Questions about this notice should be directed to William R. Schief, Vice President, Regional Attorneys/Enforcement, NASD, at (301) 208–2858; Elliott R. Curzon, Assistant General Counsel, NASD, (202) 728–8451; your coordinator at the NYSE; or Salvatore Pallante, Senior Vice President, NYSE, at (212) 656–8480.

John E. Pinto

Executive Vice President

National Association of Securities Dealers, Inc.

Edward A. Kwalwasser

Executive Vice President

New York Stock Exchange, Inc.


1 Copies of Notice to Members 95-16 are available from the NASD Support Services Department at (202) 728–8061; and copies of NYSE Information Memorandum 95-16 are available from your NYSE Coordinator.

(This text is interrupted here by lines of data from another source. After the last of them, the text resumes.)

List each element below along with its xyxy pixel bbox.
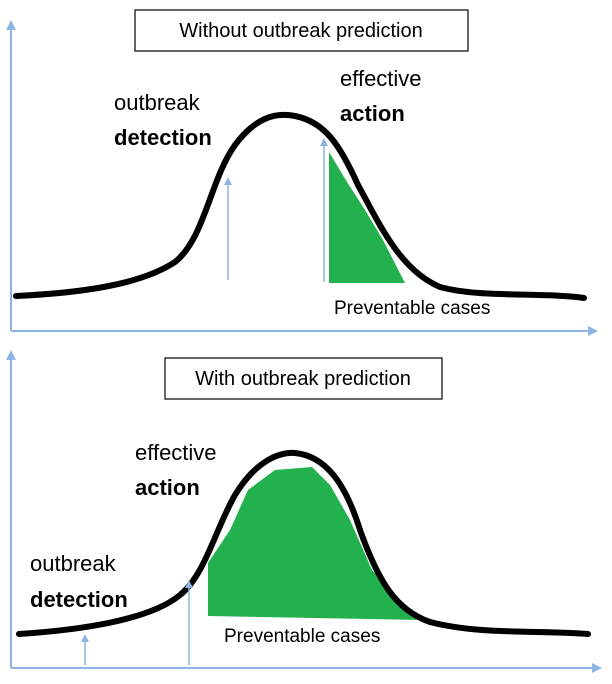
detection-label-line1: outbreak: [30, 551, 117, 576]
panel-title-box: [134, 9, 469, 52]
preventable-cases-label: Preventable cases: [224, 626, 380, 647]
panel-title: With outbreak prediction: [195, 368, 411, 390]
action-label-line1: effective: [135, 440, 217, 465]
panel-title: Without outbreak prediction: [179, 20, 422, 42]
preventable-cases-region: [329, 152, 405, 283]
panel-title-box: [164, 357, 443, 400]
detection-label-line2: detection: [114, 125, 212, 150]
action-label-line2: action: [340, 101, 405, 126]
panel-with-prediction: With outbreak prediction effective actio…: [5, 350, 602, 673]
preventable-cases-region: [208, 467, 422, 620]
epidemic-curve: [13, 111, 587, 301]
action-label-line1: effective: [340, 66, 422, 91]
panel-without-prediction: Without outbreak prediction outbreak det…: [5, 9, 598, 336]
preventable-cases-label: Preventable cases: [334, 298, 490, 319]
epidemic-curve: [16, 449, 591, 637]
action-label-line2: action: [135, 475, 200, 500]
detection-label-line1: outbreak: [114, 90, 201, 115]
detection-label-line2: detection: [30, 587, 128, 612]
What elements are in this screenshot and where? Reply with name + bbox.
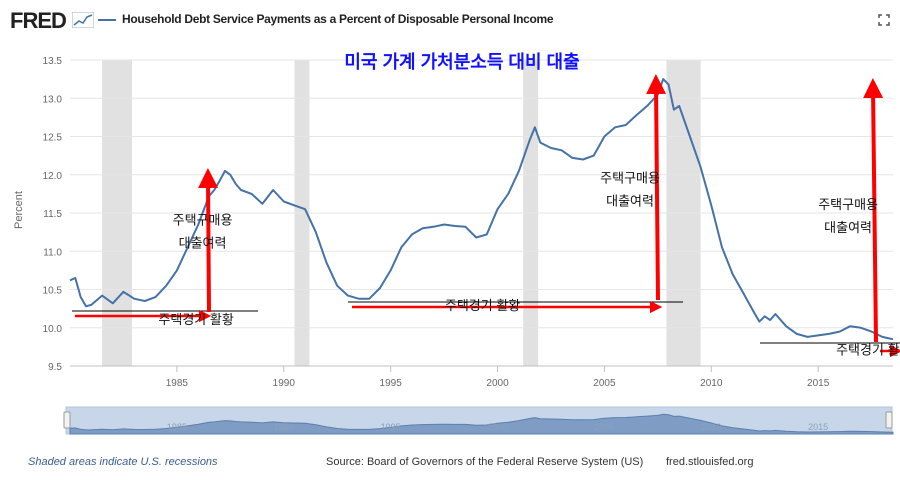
navigator-tick-label: 2015: [808, 422, 828, 432]
x-tick-label: 2010: [700, 378, 723, 389]
source-note: Source: Board of Governors of the Federa…: [326, 456, 644, 468]
y-axis-ticks: 9.5 10.0 10.5 11.0 11.5 12.0 12.5 13.0 13.5: [43, 56, 63, 373]
annotation-label: 주택구매용: [173, 212, 233, 227]
time-navigator: 1985 1990 1995 2000 2005 2010 2015: [63, 406, 894, 435]
recession-note[interactable]: Shaded areas indicate U.S. recessions: [28, 456, 218, 468]
y-tick-label: 10.0: [43, 324, 63, 335]
x-tick-label: 1985: [166, 378, 189, 389]
y-tick-label: 12.0: [43, 171, 63, 182]
y-tick-label: 13.0: [43, 94, 63, 105]
navigator-left-handle[interactable]: [63, 411, 71, 429]
y-tick-label: 13.5: [43, 56, 63, 67]
fred-logo-icon: [72, 12, 94, 28]
x-tick-label: 1995: [380, 378, 403, 389]
annotation-label: 대출여력: [606, 193, 654, 208]
legend-line-icon: [98, 19, 116, 21]
chart-area: 9.5 10.0 10.5 11.0 11.5 12.0 12.5 13.0 13.5 1985…: [13, 52, 900, 435]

2 Order Approving Proposed Rule Changes by the New York Stock Exchange, Inc., National Association of Securities Dealers, Inc., and the American Stock Exchange, Inc., SEC Release No. 34–26805 (May 10, 1989); 54 F.R. 21144:

"This provision makes clear that the use of arbitration for the resolution of investor/broker-dealer disputes represents solely a choice of arbitration as a means of dispute resolution. Agreements cannot be used to curtail any rights that a party may otherwise have had in a judicial forum. If punitive damages or attorneys fees would be available under applicable law, then the agreement cannot limit parties' rights to request them, nor arbitrators rights to award them. The agreements may not be used to shorten applicable statutes of limitation, restrict the situs of an arbitration hearing contrary to SRO rules, nor limit SRO forums otherwise available to parties."

3 Sometimes referred to as a "choice of law clause."